I admit that the ongoing Fox News controversy is a thorny one for NPR. But it’s really a political mess, not a journalistic one. Meaning, if the simple question before NPR executives revolved around whether associating with Fox News caused harm to NPR, and whether it ran afoul of the network’s ethics code, the answer, I think, is quite obviously yes. And if that were all there was to the story, I think NPR leaders would move quickly to end the associations given how Fox News has transformed itself in 2009 into a purely partisan entity and not one that still adheres to traditional journalism standards.
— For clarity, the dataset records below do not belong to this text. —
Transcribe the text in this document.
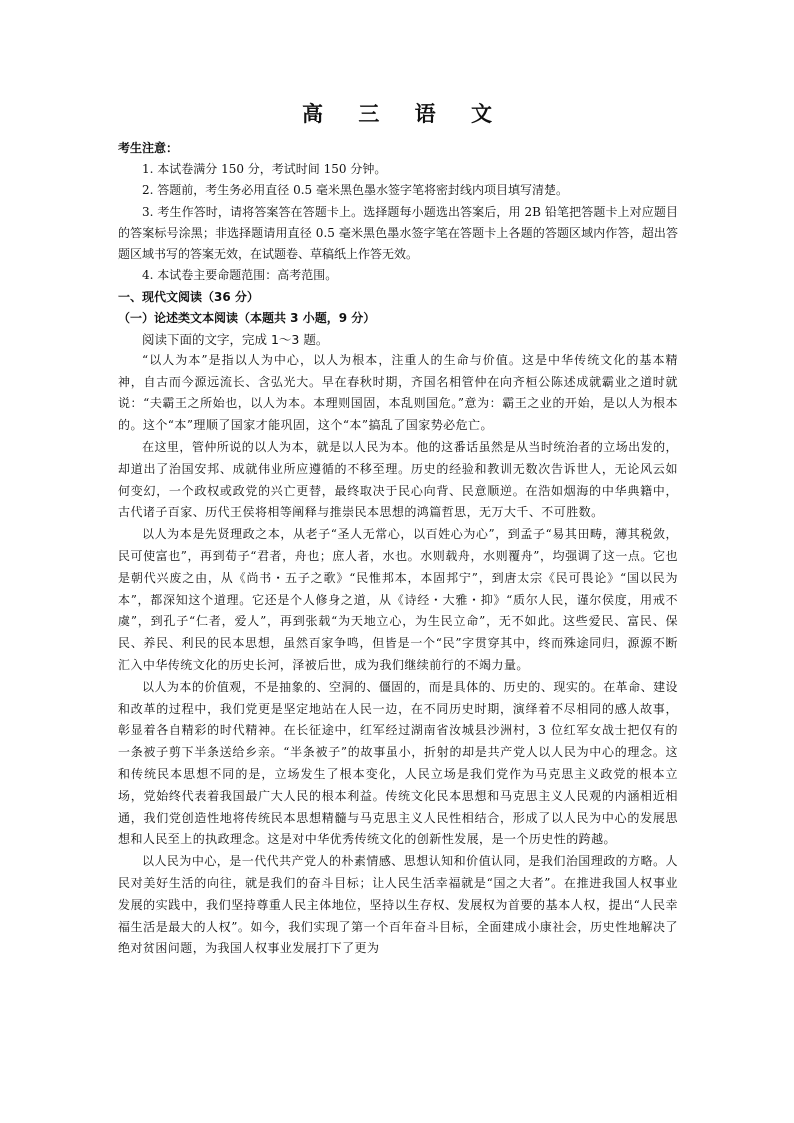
高 三 语 文

考生注意：

1. 本试卷满分 150 分，考试时间 150 分钟。

2. 答题前，考生务必用直径 0.5 毫米黑色墨水签字笔将密封线内项目填写清楚。

3. 考生作答时，请将答案答在答题卡上。选择题每小题选出答案后，用 2B 铅笔把答题卡上对应题目的答案标号涂黑；非选择题请用直径 0.5 毫米黑色墨水签字笔在答题卡上各题的答题区域内作答，超出答题区域书写的答案无效，在试题卷、草稿纸上作答无效。

4. 本试卷主要命题范围：高考范围。

一、现代文阅读（36 分）

（一）论述类文本阅读（本题共 3 小题，9 分）

阅读下面的文字，完成 1～3 题。

“以人为本”是指以人为中心，以人为根本，注重人的生命与价值。这是中华传统文化的基本精神，自古而今源远流长、含弘光大。早在春秋时期，齐国名相管仲在向齐桓公陈述成就霸业之道时就说：“夫霸王之所始也，以人为本。本理则国固，本乱则国危。”意为：霸王之业的开始，是以人为根本的。这个“本”理顺了国家才能巩固，这个“本”搞乱了国家势必危亡。

在这里，管仲所说的以人为本，就是以人民为本。他的这番话虽然是从当时统治者的立场出发的，却道出了治国安邦、成就伟业所应遵循的不移至理。历史的经验和教训无数次告诉世人，无论风云如何变幻，一个政权或政党的兴亡更替，最终取决于民心向背、民意顺逆。在浩如烟海的中华典籍中，古代诸子百家、历代王侯将相等阐释与推崇民本思想的鸿篇哲思，无万大千、不可胜数。

以人为本是先贤理政之本，从老子“圣人无常心，以百姓心为心”，到孟子“易其田畴，薄其税敛，民可使富也”，再到荀子“君者，舟也；庶人者，水也。水则载舟，水则覆舟”，均强调了这一点。它也是朝代兴废之由，从《尚书・五子之歌》“民惟邦本，本固邦宁”，到唐太宗《民可畏论》“国以民为本”，都深知这个道理。它还是个人修身之道，从《诗经・大雅・抑》“质尔人民，谨尔侯度，用戒不虞”，到孔子“仁者，爱人”，再到张载“为天地立心，为生民立命”，无不如此。这些爱民、富民、保民、养民、利民的民本思想，虽然百家争鸣，但皆是一个“民”字贯穿其中，终而殊途同归，源源不断汇入中华传统文化的历史长河，泽被后世，成为我们继续前行的不竭力量。

以人为本的价值观，不是抽象的、空洞的、僵固的，而是具体的、历史的、现实的。在革命、建设和改革的过程中，我们党更是坚定地站在人民一边，在不同历史时期，演绎着不尽相同的感人故事，彰显着各自精彩的时代精神。在长征途中，红军经过湖南省汝城县沙洲村，3 位红军女战士把仅有的一条被子剪下半条送给乡亲。“半条被子”的故事虽小，折射的却是共产党人以人民为中心的理念。这和传统民本思想不同的是，立场发生了根本变化，人民立场是我们党作为马克思主义政党的根本立场，党始终代表着我国最广大人民的根本利益。传统文化民本思想和马克思主义人民观的内涵相近相通，我们党创造性地将传统民本思想精髓与马克思主义人民性相结合，形成了以人民为中心的发展思想和人民至上的执政理念。这是对中华优秀传统文化的创新性发展，是一个历史性的跨越。

以人民为中心，是一代代共产党人的朴素情感、思想认知和价值认同，是我们治国理政的方略。人民对美好生活的向往，就是我们的奋斗目标；让人民生活幸福就是“国之大者”。在推进我国人权事业发展的实践中，我们坚持尊重人民主体地位，坚持以生存权、发展权为首要的基本人权，提出“人民幸福生活是最大的人权”。如今，我们实现了第一个百年奋斗目标，全面建成小康社会，历史性地解决了绝对贫困问题，为我国人权事业发展打下了更为
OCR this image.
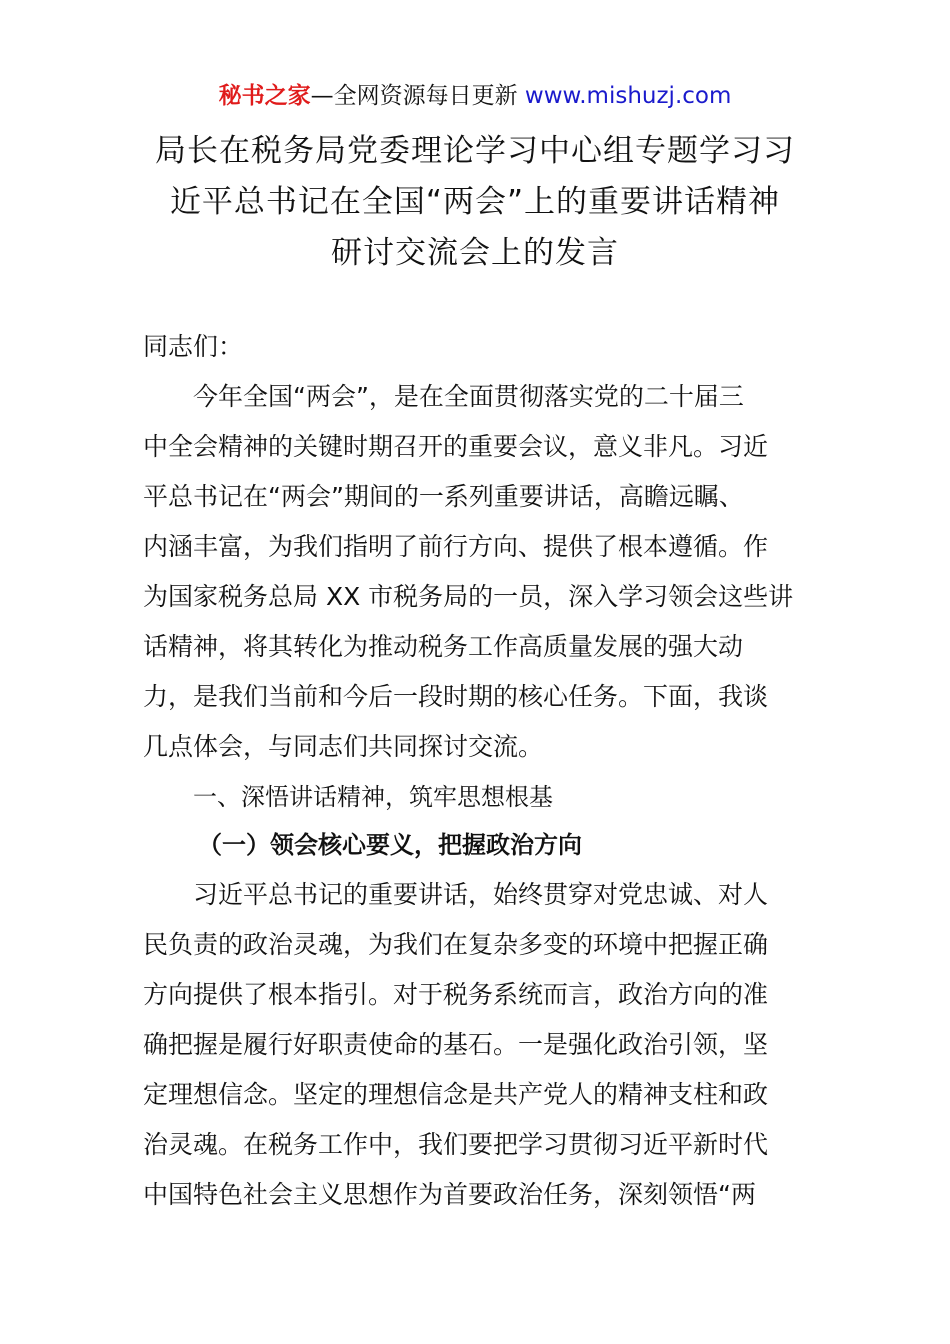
秘书之家—全网资源每日更新 www.mishuzj.com
局长在税务局党委理论学习中心组专题学习习
近平总书记在全国“两会”上的重要讲话精神
研讨交流会上的发言

同志们：

　　今年全国“两会”，是在全面贯彻落实党的二十届三
中全会精神的关键时期召开的重要会议，意义非凡。习近
平总书记在“两会”期间的一系列重要讲话，高瞻远瞩、
内涵丰富，为我们指明了前行方向、提供了根本遵循。作
为国家税务总局 XX 市税务局的一员，深入学习领会这些讲
话精神，将其转化为推动税务工作高质量发展的强大动
力，是我们当前和今后一段时期的核心任务。下面，我谈
几点体会，与同志们共同探讨交流。

一、深悟讲话精神，筑牢思想根基
（一）领会核心要义，把握政治方向

　　习近平总书记的重要讲话，始终贯穿对党忠诚、对人
民负责的政治灵魂，为我们在复杂多变的环境中把握正确
方向提供了根本指引。对于税务系统而言，政治方向的准
确把握是履行好职责使命的基石。一是强化政治引领，坚
定理想信念。坚定的理想信念是共产党人的精神支柱和政
治灵魂。在税务工作中，我们要把学习贯彻习近平新时代
中国特色社会主义思想作为首要政治任务，深刻领悟“两
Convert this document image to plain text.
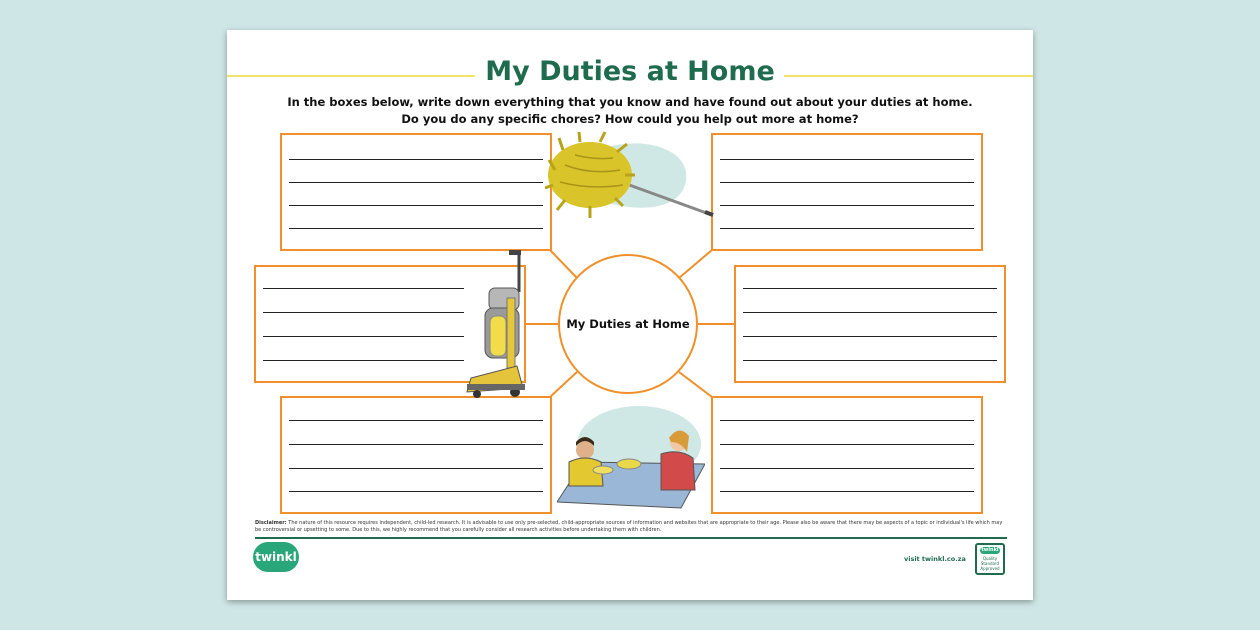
My Duties at Home
In the boxes below, write down everything that you know and have found out about your duties at home.
Do you do any specific chores? How could you help out more at home?
My Duties at Home
Disclaimer: The nature of this resource requires independent, child-led research. It is advisable to use only pre-selected, child-appropriate sources of information and websites that are appropriate to their age. Please also be aware that there may be aspects of a topic or individual's life which may be controversial or upsetting to some. Due to this, we highly recommend that you carefully consider all research activities before undertaking them with children.
twinkl	visit twinkl.co.za
twinkl
Quality Standard Approved
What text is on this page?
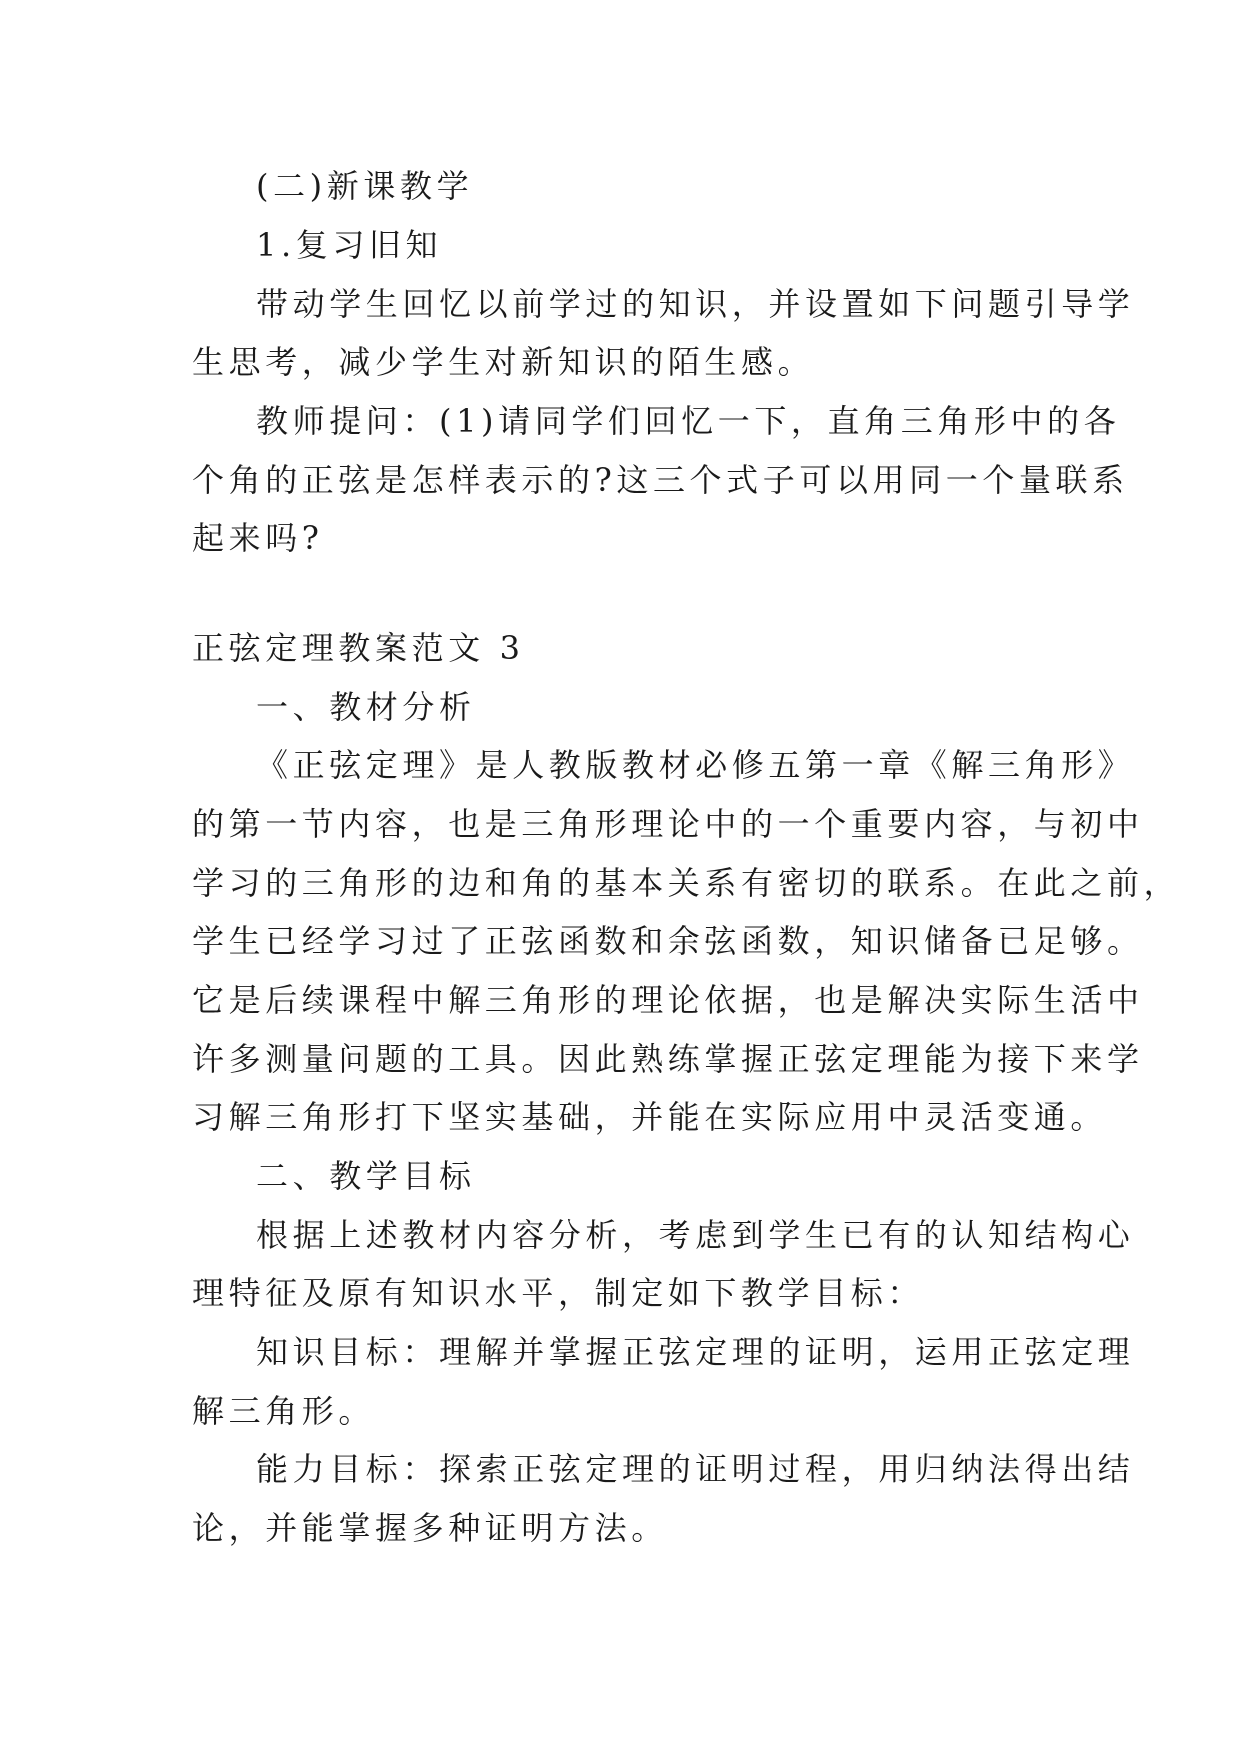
(二)新课教学
1.复习旧知
带动学生回忆以前学过的知识，并设置如下问题引导学
生思考，减少学生对新知识的陌生感。
教师提问：(1)请同学们回忆一下，直角三角形中的各
个角的正弦是怎样表示的?这三个式子可以用同一个量联系
起来吗?
正弦定理教案范文 3
一、教材分析
《正弦定理》是人教版教材必修五第一章《解三角形》
的第一节内容，也是三角形理论中的一个重要内容，与初中
学习的三角形的边和角的基本关系有密切的联系。在此之前，
学生已经学习过了正弦函数和余弦函数，知识储备已足够。
它是后续课程中解三角形的理论依据，也是解决实际生活中
许多测量问题的工具。因此熟练掌握正弦定理能为接下来学
习解三角形打下坚实基础，并能在实际应用中灵活变通。
二、教学目标
根据上述教材内容分析，考虑到学生已有的认知结构心
理特征及原有知识水平，制定如下教学目标：
知识目标：理解并掌握正弦定理的证明，运用正弦定理
解三角形。
能力目标：探索正弦定理的证明过程，用归纳法得出结
论，并能掌握多种证明方法。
However, anything having to do with Fox News and the partisan debate about its obvious failures means NPR bosses are really wrestling more with a political problem. Because if they forbid Liasson and Williams from regularly appearing on Fox News, NPR would have to deal with the wrath of the right-wing noise machine and right-wing foot soldiers who would no doubt descend (electronically and perhaps even physically) on NPR and raise holy hell. And let’s face it, that’s not a pleasant scenario to contemplate, especially when the previous Republican administration launched a federal crusade to rid public broadcasting of its alleged liberal bias; a crusade that came with it the implicit threat of funding cuts.
But for the sake of NPR’s long-term health and reputation, the network’s signal callers need to face that right-wing mob and do what’s right according to the ethics code. NPR needs to cut its ties with Fox News.